The drop may continue as allegations rise that his longtime associate Bernard Kerik, onetime nominee to head Homeland Security, has ties to organized crime, as Newsweek's Jonathan Alter comments on in the video below.

NBC's Tim Russert also suspects that people have begun to look deeper into the former mayor's own past. "There are some bumps ahead for all of the candidates, including Rudy Giuliani," Russert says.

One particular issue that Giuliani is trying to clarify is the role of his wife in his campaign and how she might participate in a Giuliani administration. In an interview with ABC's Barbara Walters, Giuliani freely admits that his current wife, Judith, may participate in policy decisions and cabinet meetings "if she wanted to."

The following video clips are from ABC's Good Morning America and NBC's Today Show.


WALTERS: Now in the news is the fact that both of you have been married three times. Do you think that we have gotten to the point in this country where divorce or the number of divorces is not important in an election for president?

MR. GIULIANI: Well, I wouldn't say it that way. I would say that people will evaluate the whole person. That's the way I hope it will be. None of us have perfect lives. In other words, I think I can say very credibly to people, "Judge me by my public performance. Whatever mistakes I made in my personal life, I made and I'm sorry for them."

WALTERS: How much involvement will your wife have in your campaign?

MR. GIULIANI: As much as she wants.

WALTERS: Will your wife be involved in policy decisions?

MR. GIULIANI: To the extent she wants to be. I couldn't have a better advisor.

WALTERS: Will you sit in on policy meetings?

MRS. GIULIANI: Again, if she asks me to, yes. And, certainly, in the areas of health care.

WALTERS: If and when you are president, will Mrs. Giuliani sit in on cabinet meetings?

MR. GIULIANI: If she wanted to. If they were relevant to something she was interested in, that would be something that I would be very, very comfortable with.


HOST: Let's start with Rudy Giuliani if we can. There are reports today, when he was mayor of New York, he learned that Bernard Kerik had a relationship suspected of ties with organized crime or to organized crime before he appointed him as New York City police commissioner. He also said in an interview, if he's elected to the White House, he could see his wife Judith having a role in cabinet meetings. How would you assess his campaign at the end of this week, headed in the right direction?

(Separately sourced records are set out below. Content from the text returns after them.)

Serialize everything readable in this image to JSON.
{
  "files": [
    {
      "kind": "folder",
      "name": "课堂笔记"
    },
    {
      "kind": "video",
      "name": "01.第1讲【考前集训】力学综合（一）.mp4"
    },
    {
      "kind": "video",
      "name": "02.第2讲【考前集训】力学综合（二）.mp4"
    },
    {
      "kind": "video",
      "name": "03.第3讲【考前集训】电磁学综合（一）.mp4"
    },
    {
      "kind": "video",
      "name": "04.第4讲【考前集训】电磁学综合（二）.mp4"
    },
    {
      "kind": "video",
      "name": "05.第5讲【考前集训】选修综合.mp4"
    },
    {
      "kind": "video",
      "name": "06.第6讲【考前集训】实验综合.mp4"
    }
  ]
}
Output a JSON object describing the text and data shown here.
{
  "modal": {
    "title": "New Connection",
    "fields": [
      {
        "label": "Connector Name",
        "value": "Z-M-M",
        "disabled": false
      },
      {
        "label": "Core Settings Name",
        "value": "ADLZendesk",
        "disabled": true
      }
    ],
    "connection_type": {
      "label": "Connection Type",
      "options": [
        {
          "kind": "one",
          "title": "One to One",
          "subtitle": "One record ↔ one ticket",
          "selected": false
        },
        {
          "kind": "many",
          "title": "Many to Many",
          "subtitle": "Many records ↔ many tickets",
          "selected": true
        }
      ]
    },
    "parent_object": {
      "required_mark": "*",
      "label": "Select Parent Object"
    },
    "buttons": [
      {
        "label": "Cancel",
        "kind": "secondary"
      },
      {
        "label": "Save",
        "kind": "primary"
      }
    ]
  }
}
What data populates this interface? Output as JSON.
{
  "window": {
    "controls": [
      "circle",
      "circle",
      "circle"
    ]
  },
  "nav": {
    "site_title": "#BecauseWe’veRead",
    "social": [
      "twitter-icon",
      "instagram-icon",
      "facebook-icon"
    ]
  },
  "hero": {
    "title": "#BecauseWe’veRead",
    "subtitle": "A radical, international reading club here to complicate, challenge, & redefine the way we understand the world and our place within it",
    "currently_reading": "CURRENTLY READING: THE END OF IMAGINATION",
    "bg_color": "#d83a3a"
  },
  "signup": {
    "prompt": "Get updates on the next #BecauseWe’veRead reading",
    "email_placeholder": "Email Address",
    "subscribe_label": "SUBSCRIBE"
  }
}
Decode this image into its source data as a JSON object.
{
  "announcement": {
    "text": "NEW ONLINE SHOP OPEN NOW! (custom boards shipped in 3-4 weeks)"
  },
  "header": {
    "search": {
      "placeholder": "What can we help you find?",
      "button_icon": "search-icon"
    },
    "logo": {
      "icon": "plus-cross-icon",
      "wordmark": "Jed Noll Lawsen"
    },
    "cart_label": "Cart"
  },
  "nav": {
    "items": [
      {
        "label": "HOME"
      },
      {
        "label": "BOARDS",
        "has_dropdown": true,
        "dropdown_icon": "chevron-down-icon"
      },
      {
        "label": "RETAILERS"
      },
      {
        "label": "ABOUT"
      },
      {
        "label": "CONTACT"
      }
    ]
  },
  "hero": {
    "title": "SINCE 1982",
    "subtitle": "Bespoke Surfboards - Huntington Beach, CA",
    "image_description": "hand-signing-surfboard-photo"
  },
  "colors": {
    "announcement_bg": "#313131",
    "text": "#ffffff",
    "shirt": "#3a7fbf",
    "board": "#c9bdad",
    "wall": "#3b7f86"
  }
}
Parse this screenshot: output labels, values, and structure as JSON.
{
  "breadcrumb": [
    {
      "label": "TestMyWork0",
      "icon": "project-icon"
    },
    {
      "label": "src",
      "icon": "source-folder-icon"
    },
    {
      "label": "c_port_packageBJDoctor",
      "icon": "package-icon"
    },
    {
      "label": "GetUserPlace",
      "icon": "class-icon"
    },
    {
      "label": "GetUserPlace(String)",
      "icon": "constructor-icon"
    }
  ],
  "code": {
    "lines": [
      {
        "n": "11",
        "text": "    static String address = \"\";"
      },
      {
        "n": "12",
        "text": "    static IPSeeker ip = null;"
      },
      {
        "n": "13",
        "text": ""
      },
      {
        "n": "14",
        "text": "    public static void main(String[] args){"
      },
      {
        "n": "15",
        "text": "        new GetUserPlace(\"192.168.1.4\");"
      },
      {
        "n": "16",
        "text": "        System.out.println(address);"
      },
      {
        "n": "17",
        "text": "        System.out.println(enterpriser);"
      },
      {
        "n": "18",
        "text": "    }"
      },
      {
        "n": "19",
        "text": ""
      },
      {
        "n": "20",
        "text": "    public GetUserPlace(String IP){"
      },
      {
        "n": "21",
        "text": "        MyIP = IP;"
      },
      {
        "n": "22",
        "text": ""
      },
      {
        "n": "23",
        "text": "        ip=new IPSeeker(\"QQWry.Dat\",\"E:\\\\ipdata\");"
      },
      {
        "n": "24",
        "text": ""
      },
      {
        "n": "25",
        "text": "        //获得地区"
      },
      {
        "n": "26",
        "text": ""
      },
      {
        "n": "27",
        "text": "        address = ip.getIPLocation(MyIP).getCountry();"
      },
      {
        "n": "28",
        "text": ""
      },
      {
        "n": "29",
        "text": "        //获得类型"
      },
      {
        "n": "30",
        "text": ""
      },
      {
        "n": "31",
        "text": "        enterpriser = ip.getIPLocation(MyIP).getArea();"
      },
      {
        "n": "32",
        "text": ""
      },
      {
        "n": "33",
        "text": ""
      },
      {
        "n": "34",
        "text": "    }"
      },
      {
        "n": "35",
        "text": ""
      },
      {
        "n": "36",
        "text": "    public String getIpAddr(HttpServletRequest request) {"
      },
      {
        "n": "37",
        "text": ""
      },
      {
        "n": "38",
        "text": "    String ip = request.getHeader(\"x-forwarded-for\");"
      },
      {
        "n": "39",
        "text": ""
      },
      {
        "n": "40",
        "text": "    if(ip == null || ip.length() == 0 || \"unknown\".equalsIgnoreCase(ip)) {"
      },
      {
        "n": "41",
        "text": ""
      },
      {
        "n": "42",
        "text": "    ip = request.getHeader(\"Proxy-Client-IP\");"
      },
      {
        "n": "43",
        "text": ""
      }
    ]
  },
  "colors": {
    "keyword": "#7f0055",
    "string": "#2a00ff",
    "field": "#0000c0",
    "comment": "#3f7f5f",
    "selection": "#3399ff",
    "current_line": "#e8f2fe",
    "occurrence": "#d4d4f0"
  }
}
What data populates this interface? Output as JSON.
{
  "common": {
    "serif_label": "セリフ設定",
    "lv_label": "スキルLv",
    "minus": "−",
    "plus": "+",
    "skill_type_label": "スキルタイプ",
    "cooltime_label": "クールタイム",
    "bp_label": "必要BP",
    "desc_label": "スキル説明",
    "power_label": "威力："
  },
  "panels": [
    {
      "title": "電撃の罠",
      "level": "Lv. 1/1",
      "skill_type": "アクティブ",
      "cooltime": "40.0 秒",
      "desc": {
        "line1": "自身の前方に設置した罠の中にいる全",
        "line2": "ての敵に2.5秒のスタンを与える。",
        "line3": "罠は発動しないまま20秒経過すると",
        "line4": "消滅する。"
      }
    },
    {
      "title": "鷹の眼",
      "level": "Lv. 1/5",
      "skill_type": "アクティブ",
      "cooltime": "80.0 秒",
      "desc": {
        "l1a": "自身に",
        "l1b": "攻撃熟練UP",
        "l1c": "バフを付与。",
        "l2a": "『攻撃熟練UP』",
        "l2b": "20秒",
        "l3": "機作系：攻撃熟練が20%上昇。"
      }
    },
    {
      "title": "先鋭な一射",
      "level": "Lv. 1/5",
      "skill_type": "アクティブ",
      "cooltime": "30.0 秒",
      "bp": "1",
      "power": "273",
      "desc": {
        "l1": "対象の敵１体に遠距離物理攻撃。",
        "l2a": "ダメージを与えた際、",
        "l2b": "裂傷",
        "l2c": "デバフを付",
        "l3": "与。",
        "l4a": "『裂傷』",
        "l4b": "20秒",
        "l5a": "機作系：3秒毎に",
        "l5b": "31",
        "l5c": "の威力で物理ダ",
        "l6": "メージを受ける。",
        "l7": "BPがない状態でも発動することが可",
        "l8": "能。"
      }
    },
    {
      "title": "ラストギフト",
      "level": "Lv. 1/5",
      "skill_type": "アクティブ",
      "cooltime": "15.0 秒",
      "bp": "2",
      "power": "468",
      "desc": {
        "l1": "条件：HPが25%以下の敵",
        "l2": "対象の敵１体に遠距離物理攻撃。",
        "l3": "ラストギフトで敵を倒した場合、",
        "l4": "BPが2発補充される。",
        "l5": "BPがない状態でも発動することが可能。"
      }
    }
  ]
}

RUSSERT: Well, it's interesting that Mayor Giuliani's campaign had been doing quite well in the polls. For the last month, however, according to USA TODAY, he's dropped some 13 points. The thinking is that more conservative Republicans have scrutinized his record and stories like the one you mentioned. There is no doubt that the mayor's conduct on September 11th won him lots of friends across the country, but other aspects of his mayoralty will be scrutinized. As will his enterprise and private sector involvement. One of his clients in his law firm, after he left, happened to be the government of Venezuela, Hugo Chavez and Citgo Oil. That will receive a lot of scrutiny. So, there are some bumps ahead for all of the candidates, including Rudy Giuliani.